At night, Dave fell bone-tired into bed. John sat up sipping hooch and talking to himself. “Best thing the government ever did, opening up the Indian land… Two underground springs! Leave this bat-ridden house, don’t look back. Leave everything… Furniture, not worth a dime. Buy a coach seat home. Buy one for the boy.”
John generally felt well disposed toward Dave that winter. He often told him that he kept the house so well he would’ve made a good girl. A couple of times, thinking he’d give the kid a holiday, John closed Dave’s bedroom door at night, planning to get up quietly in the morning and make the fire, though John never woke up first.
Those nights, Dave startled awake when he heard his door close. Suddenly, his breath came hard, his head began to pound, and then would come those suffocating thoughts. He was almost a man, not a little girl, and this was not a coffin, it was just a room. He would tell himself, turn over, go to sleep, but he stared into the darkness until he heard his father’s snores through the tarpaper wall. Then, in shame, he’d open the door again.

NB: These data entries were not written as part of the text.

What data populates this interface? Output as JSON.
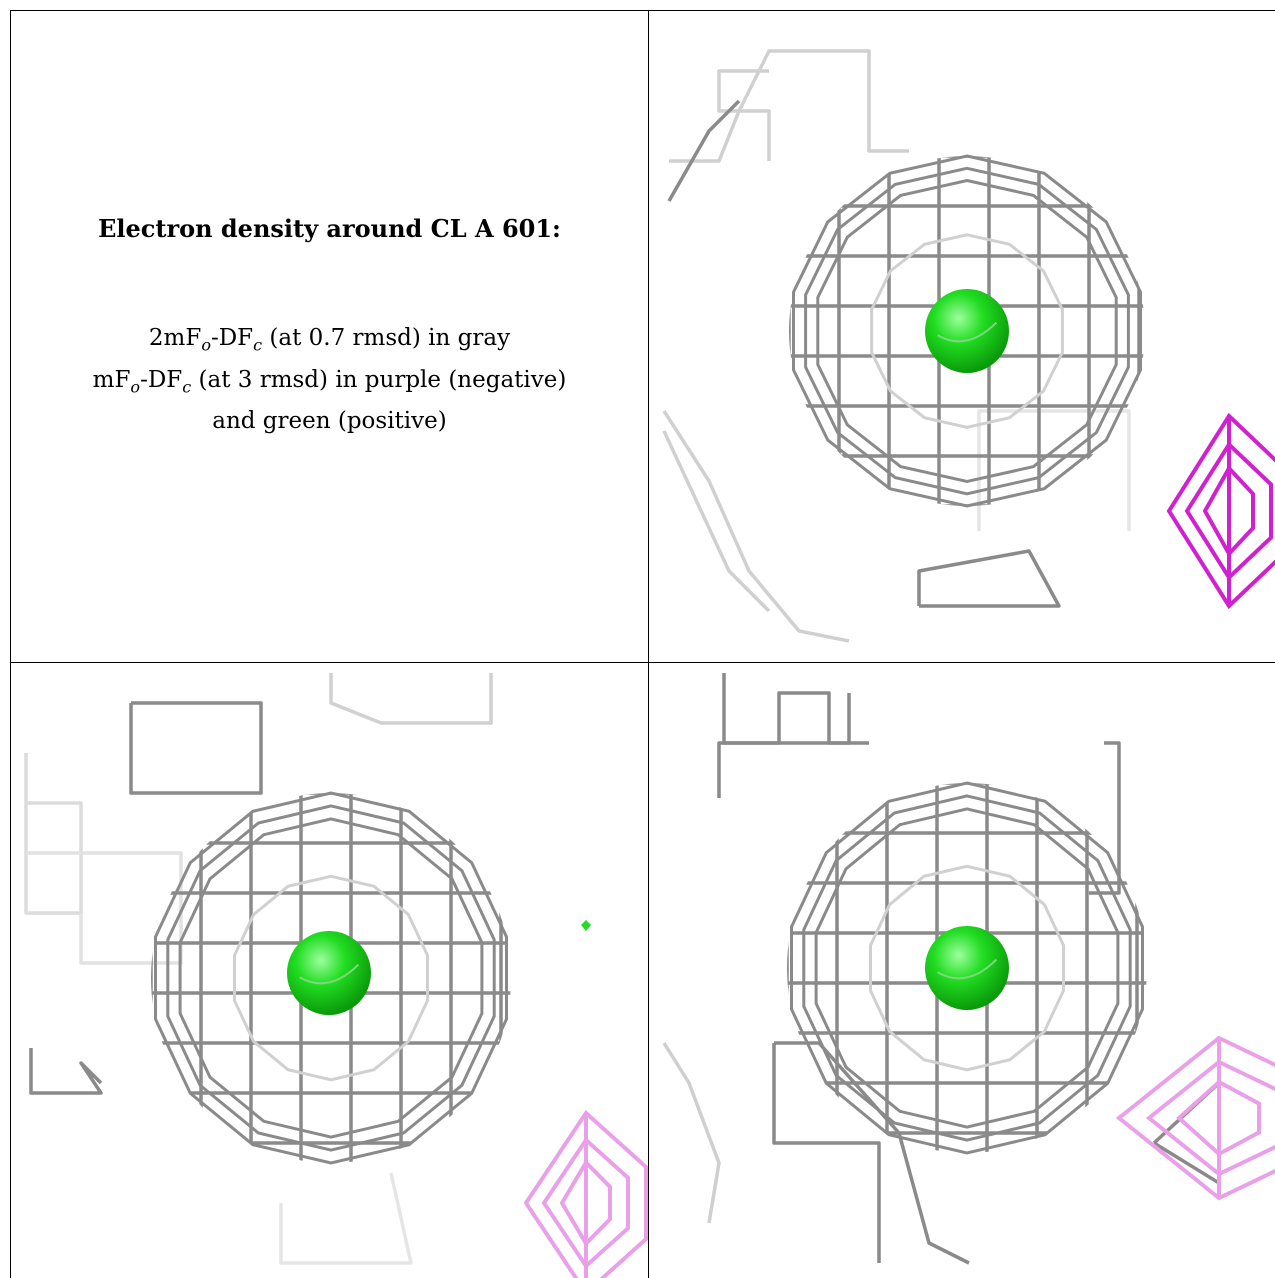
{
  "caption": {
    "title": "Electron density around CL A 601:",
    "line1": {
      "a": "2mF",
      "b": "o",
      "c": "-DF",
      "d": "c",
      "e": " (at 0.7 rmsd) in gray"
    },
    "line2": {
      "a": "mF",
      "b": "o",
      "c": "-DF",
      "d": "c",
      "e": " (at 3 rmsd) in purple (negative)"
    },
    "line3": "and green (positive)"
  },
  "colors": {
    "mesh_gray": "#8a8a8a",
    "mesh_light": "#d0d0d0",
    "negative_purple": "#d020d0",
    "negative_light": "#e9a0e9",
    "positive_green": "#22dd22",
    "border": "#000000"
  },
  "views": [
    {
      "name": "view-top-right",
      "negative_blob": "strong"
    },
    {
      "name": "view-bottom-left",
      "negative_blob": "light",
      "positive_dot": true
    },
    {
      "name": "view-bottom-right",
      "negative_blob": "light"
    }
  ]
}
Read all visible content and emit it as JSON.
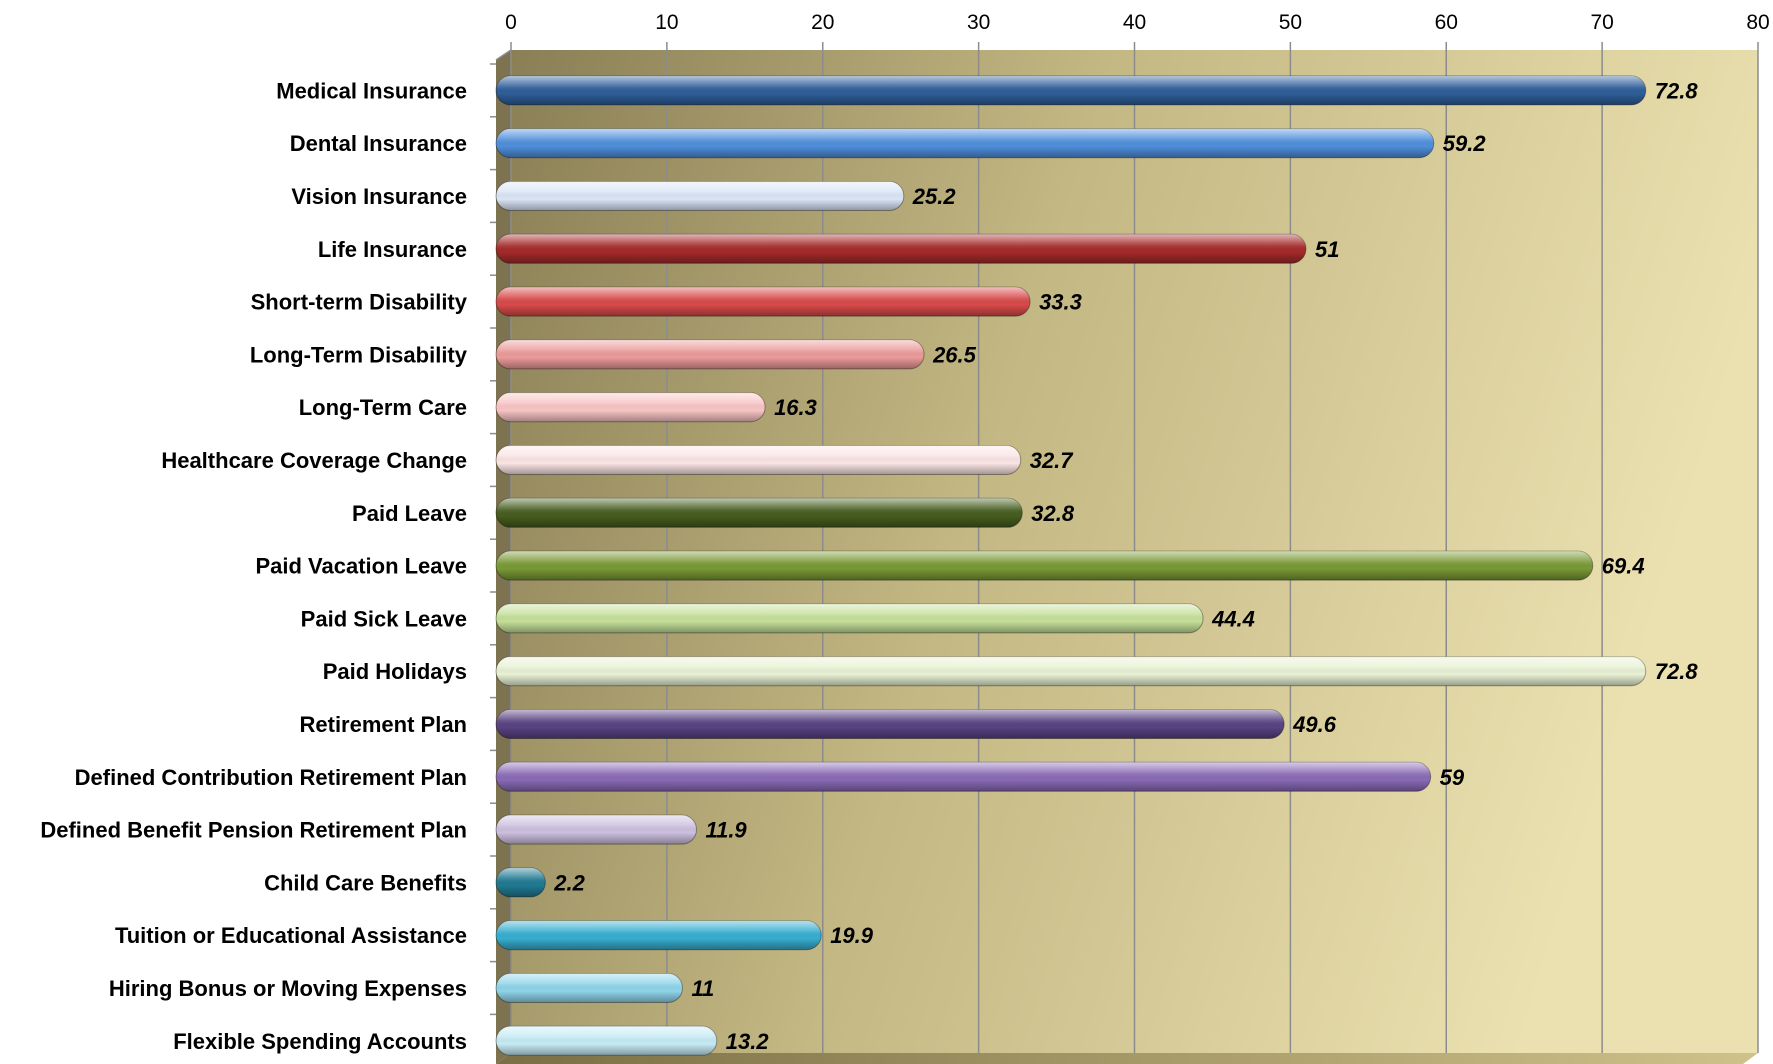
{
  "chart_data": {
    "type": "bar",
    "orientation": "horizontal",
    "title": "",
    "xlabel": "",
    "ylabel": "",
    "xlim": [
      0,
      80
    ],
    "ticks": [
      0,
      10,
      20,
      30,
      40,
      50,
      60,
      70,
      80
    ],
    "tick_labels": [
      "0",
      "10",
      "20",
      "30",
      "40",
      "50",
      "60",
      "70",
      "80"
    ],
    "axis_position": "top",
    "grid": true,
    "legend": "none",
    "categories": [
      "Medical Insurance",
      "Dental Insurance",
      "Vision Insurance",
      "Life Insurance",
      "Short-term Disability",
      "Long-Term Disability",
      "Long-Term Care",
      "Healthcare Coverage Change",
      "Paid Leave",
      "Paid Vacation Leave",
      "Paid Sick Leave",
      "Paid Holidays",
      "Retirement Plan",
      "Defined Contribution Retirement Plan",
      "Defined Benefit Pension Retirement Plan",
      "Child Care Benefits",
      "Tuition or Educational Assistance",
      "Hiring Bonus or Moving Expenses",
      "Flexible Spending Accounts"
    ],
    "values": [
      72.8,
      59.2,
      25.2,
      51,
      33.3,
      26.5,
      16.3,
      32.7,
      32.8,
      69.4,
      44.4,
      72.8,
      49.6,
      59,
      11.9,
      2.2,
      19.9,
      11,
      13.2
    ],
    "value_labels": [
      "72.8",
      "59.2",
      "25.2",
      "51",
      "33.3",
      "26.5",
      "16.3",
      "32.7",
      "32.8",
      "69.4",
      "44.4",
      "72.8",
      "49.6",
      "59",
      "11.9",
      "2.2",
      "19.9",
      "11",
      "13.2"
    ],
    "colors": [
      "#2e5e9a",
      "#4f8fdc",
      "#dbe6f7",
      "#a52a2a",
      "#d94a4a",
      "#ec9a9a",
      "#f9c5c5",
      "#fbe5e5",
      "#465d1e",
      "#799935",
      "#c5e09a",
      "#e9f2d5",
      "#594282",
      "#8a6ab6",
      "#cdc0e0",
      "#1f7a92",
      "#37aed0",
      "#8fd5ea",
      "#c6ebf5"
    ]
  }
}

Spring brought the news that the Syndicate was closing down. Bad news for many, not John. It seemed fitting that as he left the mine for good, it left, too. John bought himself that coach seat on the Durango train. Dave he put on a borrowed horse. The boy had showed surprising initiative. Got hired to herd the Syndicate’s unemployed burros down the mountain. The job filled Dave with joy and fear. It would be his first paying job.

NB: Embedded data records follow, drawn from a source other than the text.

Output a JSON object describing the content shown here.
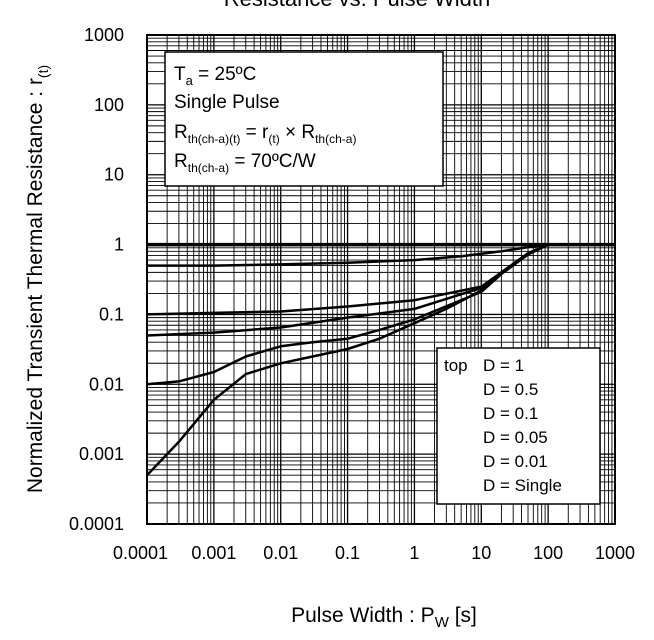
{
  "chart_data": {
    "type": "line",
    "title": "Resistance vs. Pulse Width",
    "xlabel": {
      "main": "Pulse Width : P",
      "sub": "W",
      "tail": " [s]"
    },
    "ylabel": {
      "main": "Normalized Transient Thermal Resistance : r",
      "sub": "(t)"
    },
    "x_scale": "log",
    "y_scale": "log",
    "xlim": [
      0.0001,
      1000
    ],
    "ylim": [
      0.0001,
      1000
    ],
    "x_ticks": [
      "0.0001",
      "0.001",
      "0.01",
      "0.1",
      "1",
      "10",
      "100",
      "1000"
    ],
    "y_ticks": [
      "0.0001",
      "0.001",
      "0.01",
      "0.1",
      "1",
      "10",
      "100",
      "1000"
    ],
    "grid": true,
    "conditions": {
      "line1": {
        "a": "T",
        "a_sub": "a",
        "b": " = 25ºC"
      },
      "line2": "Single Pulse",
      "line3": {
        "a": "R",
        "a_sub": "th(ch-a)(t)",
        "b": " = r",
        "b_sub": "(t)",
        "c": " × R",
        "c_sub": "th(ch-a)"
      },
      "line4": {
        "a": "R",
        "a_sub": "th(ch-a)",
        "b": " = 70ºC/W"
      }
    },
    "legend": {
      "position": "bottom-right",
      "header": "top",
      "entries": [
        "D = 1",
        "D = 0.5",
        "D = 0.1",
        "D = 0.05",
        "D = 0.01",
        "D = Single"
      ]
    },
    "series": [
      {
        "name": "D = 1",
        "x": [
          0.0001,
          1000
        ],
        "y": [
          1,
          1
        ]
      },
      {
        "name": "D = 0.5",
        "x": [
          0.0001,
          0.001,
          0.01,
          0.1,
          1,
          5,
          20,
          60,
          100,
          1000
        ],
        "y": [
          0.5,
          0.5,
          0.52,
          0.55,
          0.6,
          0.68,
          0.8,
          0.94,
          1,
          1
        ]
      },
      {
        "name": "D = 0.1",
        "x": [
          0.0001,
          0.001,
          0.01,
          0.1,
          1,
          10,
          20,
          50,
          100,
          1000
        ],
        "y": [
          0.1,
          0.105,
          0.11,
          0.13,
          0.16,
          0.25,
          0.4,
          0.75,
          1,
          1
        ]
      },
      {
        "name": "D = 0.05",
        "x": [
          0.0001,
          0.001,
          0.01,
          0.1,
          1,
          10,
          20,
          50,
          100,
          1000
        ],
        "y": [
          0.05,
          0.055,
          0.065,
          0.09,
          0.12,
          0.24,
          0.4,
          0.75,
          1,
          1
        ]
      },
      {
        "name": "D = 0.01",
        "x": [
          0.0001,
          0.0003,
          0.001,
          0.003,
          0.01,
          0.03,
          0.1,
          0.3,
          1,
          10,
          20,
          50,
          100,
          1000
        ],
        "y": [
          0.01,
          0.011,
          0.015,
          0.025,
          0.035,
          0.04,
          0.045,
          0.06,
          0.085,
          0.21,
          0.38,
          0.72,
          1,
          1
        ]
      },
      {
        "name": "D = Single",
        "x": [
          0.0001,
          0.0003,
          0.001,
          0.003,
          0.01,
          0.03,
          0.1,
          0.3,
          1,
          3,
          10,
          20,
          50,
          100,
          1000
        ],
        "y": [
          0.0005,
          0.0015,
          0.006,
          0.014,
          0.02,
          0.025,
          0.032,
          0.045,
          0.075,
          0.12,
          0.22,
          0.38,
          0.72,
          1,
          1
        ]
      }
    ]
  }
}
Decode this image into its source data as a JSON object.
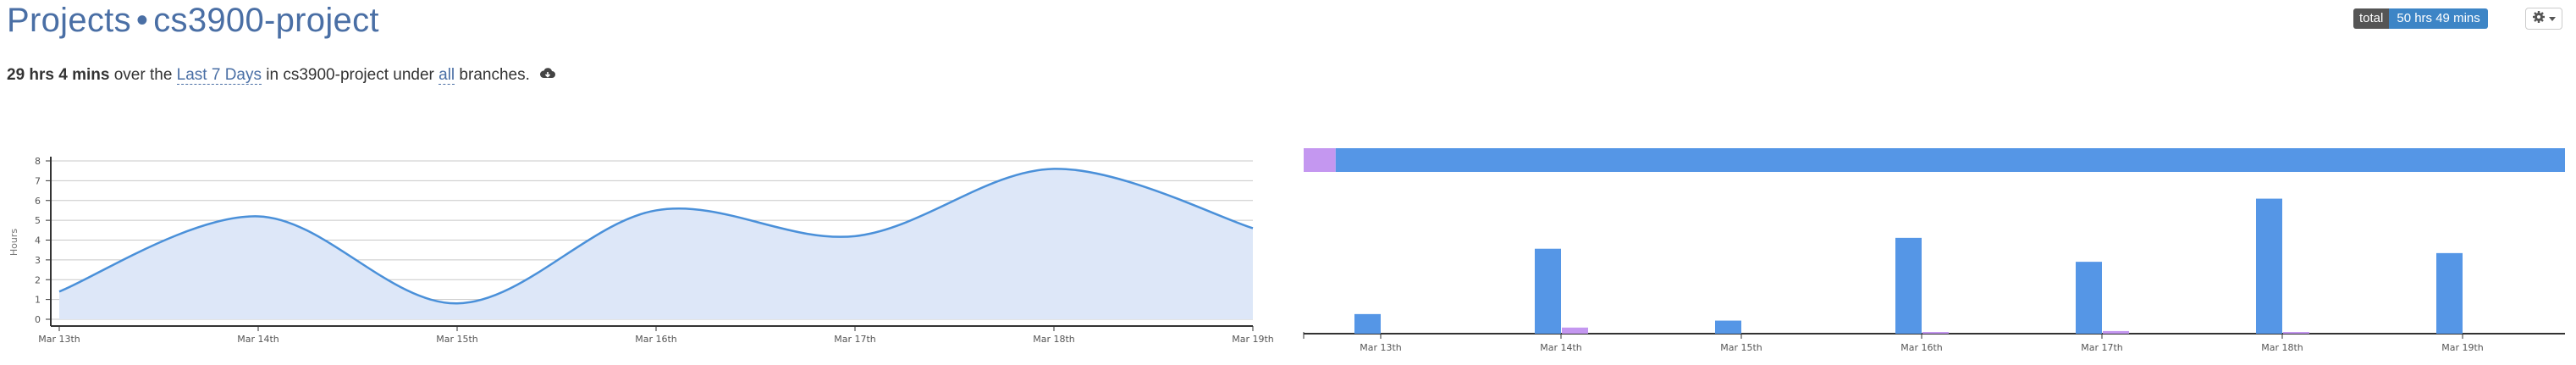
{
  "header": {
    "projects_label": "Projects",
    "separator": "•",
    "project_name": "cs3900-project"
  },
  "total": {
    "label": "total",
    "value": "50 hrs 49 mins"
  },
  "summary": {
    "duration": "29 hrs 4 mins",
    "text1": " over the ",
    "range_link": "Last 7 Days",
    "text2": " in cs3900-project under ",
    "branch_link": "all",
    "text3": " branches."
  },
  "colors": {
    "accent": "#3d85c6",
    "line": "#4a90d9",
    "area": "#dde7f8",
    "bar_blue": "#5596e6",
    "bar_purple": "#c497f0"
  },
  "chart_data": [
    {
      "type": "area",
      "ylabel": "Hours",
      "ylim": [
        0,
        8
      ],
      "y_ticks": [
        "0",
        "1",
        "2",
        "3",
        "4",
        "5",
        "6",
        "7",
        "8"
      ],
      "categories": [
        "Mar 13th",
        "Mar 14th",
        "Mar 15th",
        "Mar 16th",
        "Mar 17th",
        "Mar 18th",
        "Mar 19th"
      ],
      "values": [
        1.4,
        5.2,
        0.8,
        5.5,
        4.2,
        7.6,
        4.6
      ],
      "grid": true
    },
    {
      "type": "bar",
      "categories": [
        "Mar 13th",
        "Mar 14th",
        "Mar 15th",
        "Mar 16th",
        "Mar 17th",
        "Mar 18th",
        "Mar 19th"
      ],
      "series": [
        {
          "values": [
            0.9,
            3.9,
            0.6,
            4.4,
            3.3,
            6.2,
            3.7
          ]
        },
        {
          "values": [
            0,
            0.28,
            0,
            0.05,
            0.12,
            0.02,
            0
          ]
        }
      ],
      "stacked_bar_fraction": [
        0.02,
        0.98
      ]
    }
  ]
}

In Durango, John took a turn at the saloons, then continued on to the farm, picking his way along the river, though he didn’t recognize the path. Somewhere, he’d lost his coat and hat, and the leather on his right boot had pulled from its sole—pulled from its sole on the River of Lost Souls, the Animas. He laughed when he thought of that, and coughed and coughed, black Syndicate phlegm pouring out of him and leaving him on his knees in the mud, staring under bushes, wondering how much time he’d lost. Certainly, the days were longer now than when he got off the train.

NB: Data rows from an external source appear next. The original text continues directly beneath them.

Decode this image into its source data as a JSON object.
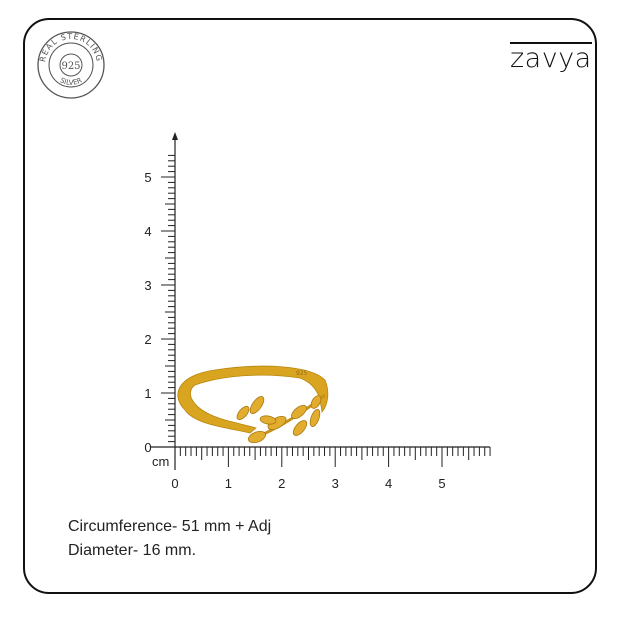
{
  "brand": {
    "name": "zavya"
  },
  "seal": {
    "top_text": "REAL STERLING",
    "center_text": "925",
    "bottom_text": "SILVER"
  },
  "ruler": {
    "unit_label": "cm",
    "x_ticks": [
      "0",
      "1",
      "2",
      "3",
      "4",
      "5"
    ],
    "y_ticks": [
      "0",
      "1",
      "2",
      "3",
      "4",
      "5"
    ]
  },
  "ring": {
    "stamp": "925",
    "color": "#d9a521"
  },
  "specs": {
    "circumference": "Circumference- 51 mm + Adj",
    "diameter": "Diameter- 16 mm."
  }
}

When the taste of water no longer made him vomit, he began drinking from the river. Holy water. He believed in God, but he did not care about him because God didn’t care about him, never had. If God cared about him, why was he walking home hatless under the hot sun?
He came upon a fisherman. The fisherman took pity on him and gave him a fish. He came upon a wolf eating the carcass of a deer. The wolf sneered and John sneered back, and they both went about their business.
He began to recognize the landscape. The flattening of the land as the mountains fell away. A cottonwood grove. At the Sunnyside wagon trail, he left the river and started the three miles home. A ways up the slope he saw an overturned wagon. Its whippletree was busted, and there were empty water barrels strewn all about. The picture was like part of the walking dream he’d been having. Thinking back on it after he passed, he recognized that wagon as his own.